In the past 800 thousand years and before industrialization, the largest variations in atmospheric CO2 concentration (pCO2) occurred in connection with the glacial cycles that characterized Earth's climate over this period. One curious feature of at least the last four glacial‐interglacial cycles is that atmospheric pCO2 reached about the same upper limit of 280 ppm during peak interglacial periods and about the same lower limit of 180 ppm during peak glacial periods. Here, we show using a numerical model of earth system that enhanced shelf sediment weathering during glacial sea level lowstands tends to raise pCO2 even after carbonate compensation and thus stabilize pCO2 from further reduction.

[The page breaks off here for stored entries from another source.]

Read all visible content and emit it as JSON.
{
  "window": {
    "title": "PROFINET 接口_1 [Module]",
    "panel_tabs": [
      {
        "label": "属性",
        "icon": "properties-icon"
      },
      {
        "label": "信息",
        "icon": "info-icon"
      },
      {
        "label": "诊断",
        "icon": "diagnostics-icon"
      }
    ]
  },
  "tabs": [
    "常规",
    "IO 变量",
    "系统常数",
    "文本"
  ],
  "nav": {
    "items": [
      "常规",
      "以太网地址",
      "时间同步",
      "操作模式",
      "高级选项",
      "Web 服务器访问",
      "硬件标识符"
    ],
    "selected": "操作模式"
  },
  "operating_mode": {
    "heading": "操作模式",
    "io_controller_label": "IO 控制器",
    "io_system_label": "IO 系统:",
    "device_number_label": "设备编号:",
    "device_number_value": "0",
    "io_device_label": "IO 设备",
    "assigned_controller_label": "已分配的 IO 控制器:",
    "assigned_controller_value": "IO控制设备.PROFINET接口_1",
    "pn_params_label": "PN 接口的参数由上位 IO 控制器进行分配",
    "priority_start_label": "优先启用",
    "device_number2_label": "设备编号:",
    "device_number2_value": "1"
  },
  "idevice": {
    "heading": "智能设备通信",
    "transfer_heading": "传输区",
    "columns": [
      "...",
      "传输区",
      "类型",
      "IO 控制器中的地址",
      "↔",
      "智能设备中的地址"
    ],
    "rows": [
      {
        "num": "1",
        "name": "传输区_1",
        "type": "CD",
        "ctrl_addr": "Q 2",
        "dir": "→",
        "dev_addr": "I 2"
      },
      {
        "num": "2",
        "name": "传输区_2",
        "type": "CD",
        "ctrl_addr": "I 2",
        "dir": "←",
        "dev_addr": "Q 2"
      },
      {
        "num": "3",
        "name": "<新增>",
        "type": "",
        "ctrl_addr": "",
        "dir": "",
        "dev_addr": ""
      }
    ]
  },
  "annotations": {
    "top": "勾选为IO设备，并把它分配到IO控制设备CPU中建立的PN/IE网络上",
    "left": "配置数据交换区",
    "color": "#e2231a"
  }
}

This is because not all nutrients from weathering will be utilized by biology but more importantly because the spatial distributions of carbon and phosphorus from weathering become decoupled in such a way that carbon is preferentially stored in the upper ocean and phosphorus in the deep ocean. In addition, the C:P ratios in continental margin sediments are generally much higher than the Redfield ratio due to preferential remineralization of phosphorus in shelf sediment diagenesis. When these factors are accounted for in our model, the input of organic matter, which corresponds to the observed negative shift in ocean δ13C during glacial periods, raises pCO2 by approximately 14 ppm. The same mechanisms operating in the opposite directions during interglacial highstand tend to lower pCO2 and stabilize it from further increase. The impact of sea level‐driven continental shelf exposure and submersion of CO2 is therefore a negative feedback that may have contributed to limiting the variation of Pleistocene pCO2 to the observed 100 ppm range.